IS USING A COUPON (SUCH AS A GROUPON) A TURN-OFF ON A FIRST DATE?
You say: "Money is tight for professionals my age," says Ed Gaier, 25. "Why should I be turned off by resourcefulness?" Many of you are open to a deal-savvy date. If you decide to use a coupon, Marianne Montalvo, 31, suggests doing it "with some self-effacement and self-confidence. If the guy acts like he's uncomfortable about it, it will be uncomfortable."
For others, the potential to make a bad impression is an overriding concern. "I don't think there's anything wrong with going to a free event, particularly if it's a shared interest," says Al Sahlstrom, 27. "I just think that using coupons or gift cards looks cheap on a first date."
A few of you offered a compromise: Use a coupon on the sly. Alyse Kraus, 27, a former restaurant server, suggests slipping the coupon to the restaurant’s manager before dinner. The server can apply it before it’s time for the bill and hand the check to you so that your date never sees it.
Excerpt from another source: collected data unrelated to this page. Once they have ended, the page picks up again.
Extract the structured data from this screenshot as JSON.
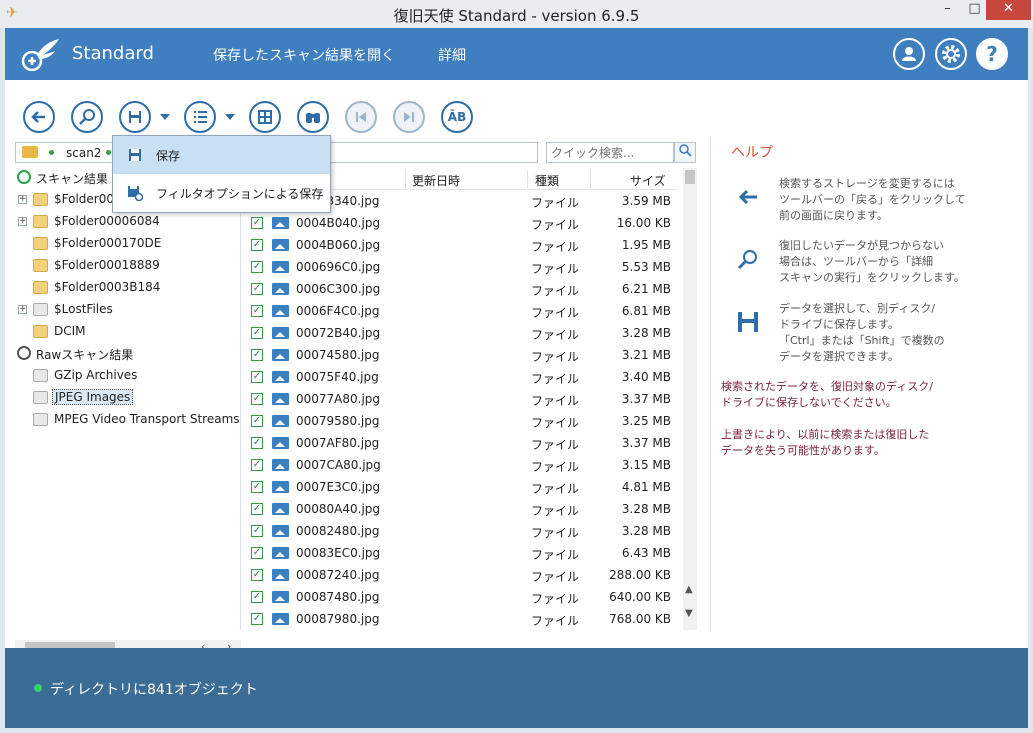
{
  "window": {
    "title": "復旧天使 Standard - version 6.9.5",
    "min": "–",
    "max": "□",
    "close": "✕"
  },
  "header": {
    "brand": "Standard",
    "nav": {
      "save_results": "保存したスキャン結果を開く",
      "details": "詳細"
    },
    "help": "?"
  },
  "toolbar": {
    "buttons": [
      "back-icon",
      "deep-scan-icon",
      "save-icon",
      "checklist-icon",
      "grid-icon",
      "binoculars-icon",
      "prev-icon",
      "next-icon",
      "text-case-icon"
    ],
    "case_label": "ĀB"
  },
  "menu": {
    "items": [
      {
        "label": "保存",
        "icon": "save-icon"
      },
      {
        "label": "フィルタオプションによる保存",
        "icon": "filter-save-icon"
      }
    ]
  },
  "path": {
    "current": "scan2"
  },
  "search": {
    "placeholder": "クイック検索..."
  },
  "tree": {
    "items": [
      {
        "label": "スキャン結果"
      },
      {
        "label": "$Folder00000000"
      },
      {
        "label": "$Folder00006084"
      },
      {
        "label": "$Folder000170DE"
      },
      {
        "label": "$Folder00018889"
      },
      {
        "label": "$Folder0003B184"
      },
      {
        "label": "$LostFiles"
      },
      {
        "label": "DCIM"
      },
      {
        "label": "Rawスキャン結果"
      },
      {
        "label": "GZip Archives"
      },
      {
        "label": "JPEG Images"
      },
      {
        "label": "MPEG Video Transport Streams"
      }
    ]
  },
  "list": {
    "columns": {
      "name": "名前",
      "modified": "更新日時",
      "type": "種類",
      "size": "サイズ"
    },
    "rows": [
      {
        "name": "00043340.jpg",
        "type": "ファイル",
        "size": "3.59 MB"
      },
      {
        "name": "0004B040.jpg",
        "type": "ファイル",
        "size": "16.00 KB"
      },
      {
        "name": "0004B060.jpg",
        "type": "ファイル",
        "size": "1.95 MB"
      },
      {
        "name": "000696C0.jpg",
        "type": "ファイル",
        "size": "5.53 MB"
      },
      {
        "name": "0006C300.jpg",
        "type": "ファイル",
        "size": "6.21 MB"
      },
      {
        "name": "0006F4C0.jpg",
        "type": "ファイル",
        "size": "6.81 MB"
      },
      {
        "name": "00072B40.jpg",
        "type": "ファイル",
        "size": "3.28 MB"
      },
      {
        "name": "00074580.jpg",
        "type": "ファイル",
        "size": "3.21 MB"
      },
      {
        "name": "00075F40.jpg",
        "type": "ファイル",
        "size": "3.40 MB"
      },
      {
        "name": "00077A80.jpg",
        "type": "ファイル",
        "size": "3.37 MB"
      },
      {
        "name": "00079580.jpg",
        "type": "ファイル",
        "size": "3.25 MB"
      },
      {
        "name": "0007AF80.jpg",
        "type": "ファイル",
        "size": "3.37 MB"
      },
      {
        "name": "0007CA80.jpg",
        "type": "ファイル",
        "size": "3.15 MB"
      },
      {
        "name": "0007E3C0.jpg",
        "type": "ファイル",
        "size": "4.81 MB"
      },
      {
        "name": "00080A40.jpg",
        "type": "ファイル",
        "size": "3.28 MB"
      },
      {
        "name": "00082480.jpg",
        "type": "ファイル",
        "size": "3.28 MB"
      },
      {
        "name": "00083EC0.jpg",
        "type": "ファイル",
        "size": "6.43 MB"
      },
      {
        "name": "00087240.jpg",
        "type": "ファイル",
        "size": "288.00 KB"
      },
      {
        "name": "00087480.jpg",
        "type": "ファイル",
        "size": "640.00 KB"
      },
      {
        "name": "00087980.jpg",
        "type": "ファイル",
        "size": "768.00 KB"
      }
    ]
  },
  "help": {
    "title": "ヘルプ",
    "items": [
      {
        "icon": "back-arrow-icon",
        "text": "検索するストレージを変更するには\nツールバーの「戻る」をクリックして\n前の画面に戻ります。"
      },
      {
        "icon": "deep-scan-icon",
        "text": "復旧したいデータが見つからない\n場合は、ツールバーから「詳細\nスキャンの実行」をクリックします。"
      },
      {
        "icon": "save-icon",
        "text": "データを選択して、別ディスク/\nドライブに保存します。\n「Ctrl」または「Shift」で複数の\nデータを選択できます。"
      }
    ],
    "notes": [
      "検索されたデータを、復旧対象のディスク/\nドライブに保存しないでください。",
      "上書きにより、以前に検索または復旧した\nデータを失う可能性があります。"
    ]
  },
  "status": {
    "text": "ディレクトリに841オブジェクト"
  },
  "colors": {
    "header": "#3f7fbf",
    "status": "#3a6c96",
    "accent": "#2f6da8",
    "help_title": "#d6503c"
  }
}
Experts say: No surprise here. If you whip out a deal from Groupon or Scoutmob, you’re likely to be labeled tacky. "I really don’t think it’s a good idea," says Judy Kuriansky, a clinical psychologist and author of The Complete Idiot's Guide to Dating. If the coupon is too good to pass up, be suave. "Be upfront," says Post. "Say, 'Hey, I have this cool Groupon.'" In fact, one out of five people have used a coupon on a date, according to a CouponCabin survey. Three-fourths of the respondents said they would go on a second date if a coupon was used on the first.
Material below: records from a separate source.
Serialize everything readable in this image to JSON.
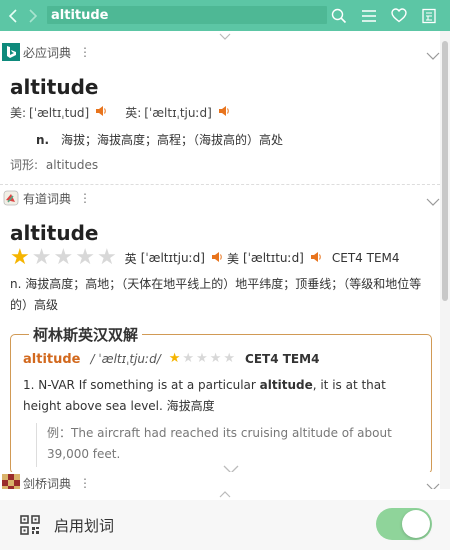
{
  "search": {
    "value": "altitude"
  },
  "colors": {
    "accent": "#5cc6a5",
    "speaker": "#e8741d",
    "star_on": "#f5b400",
    "star_off": "#d8d8d8",
    "collins_border": "#d19a55",
    "toggle_on": "#8fd49a"
  },
  "bing": {
    "name": "必应词典",
    "word": "altitude",
    "us_label": "美:",
    "us_phon": "[ˈæltɪˌtud]",
    "uk_label": "英:",
    "uk_phon": "[ˈæltɪˌtjuːd]",
    "pos": "n.",
    "definition": "海拔；海拔高度；高程；（海拔高的）高处",
    "forms_label": "词形:",
    "forms": "altitudes"
  },
  "youdao": {
    "name": "有道词典",
    "word": "altitude",
    "rating": 1,
    "rating_max": 5,
    "uk_label": "英",
    "uk_phon": "[ˈæltɪtjuːd]",
    "us_label": "美",
    "us_phon": "[ˈæltɪtuːd]",
    "tags": "CET4 TEM4",
    "definition": "n. 海拔高度；高地；（天体在地平线上的）地平纬度；顶垂线；（等级和地位等的）高级",
    "collins": {
      "title": "柯林斯英汉双解",
      "word": "altitude",
      "phon": "/ ˈæltɪˌtjuːd/",
      "rating": 1,
      "rating_max": 5,
      "tags": "CET4 TEM4",
      "sense_num": "1.",
      "sense_pre": "N-VAR If something is at a particular ",
      "sense_bold": "altitude",
      "sense_post": ", it is at that height above sea level. 海拔高度",
      "example_label": "例：",
      "example": "The aircraft had reached its cruising altitude of about 39,000 feet."
    }
  },
  "cambridge": {
    "name": "剑桥词典"
  },
  "bottom": {
    "label": "启用划词",
    "toggle_on": true
  }
}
John says: Leave the coupons at home or hidden on your smart phone. You’re not trying to get a deal, you’re trying to meet a person.
Lisa says: I'm all for dates at a discount once a relationship is firm—a mutual appreciation for bargains sounds like true love to me. But the stress of wondering whether I'll look cheap on a first date if I pull out a Groupon at the end of dinner is not worth the savings.
HOW DO YOU HANDLE GIFT-GIVING EARLY IN A RELATIONSHIP?
You say: Most of you agree that inexpensive, thoughtful gifts for birthdays and holidays are best in the first few months of a relationship, and some suggest spending about $20 to $30 or less. "Big gifts are weird and raise lots of red flags," says Kelley Allen, 26.
Blair Early, 26, says that "mix CDs or mementos from prior experiences together don't break the bank and get your message across."
The date itself, on Valentine's Day or your date's birthday, can be the gift—a way to show someone you care without going overboard on price. And a few of you took a cautious stance: "Don’t buy anything you'd regret giving if you were to split," says Chris Martino, 25.
Experts say: Last year, people age 25 to 34 plunked down an average of $190 on Valentine's Day, according to the National Retail Federation. That's more than three times as much as people over age 65. But early on, less is more. Joy Browne, a clinical psychologist and author of Dating for Dummies, argues especially against gift-giving on first dates, even if it's Valentine's Day. "You don't want to appear to be bribing your date on the first date," Browne writes. For new dating experiences, think small and personal, says Post. When she was first dating her boyfriend, Post says, she bought him a single-person French press because he had been saying he really wanted one.
John says: Try basing the gift on your own interests instead of the other person's. Say you’re a photographer. Why not use your knowledge to buy your date a great photography book? You introduce a part of yourself while buying an awesome gift. Admittedly, you risk buying something that the other person might not like. But buying based on the other's interests can be hard. As a runner, I probably already have any gear that someone would buy for me.
Lisa says: When I was in college, I bought several inexpensive items to give my date for Valentine’s Day. I attached a note to each gift that explained how it related to something I liked about him or our relationship—for example, a pen because I thought he was a good writer. It was a hit, and I spent less than $30.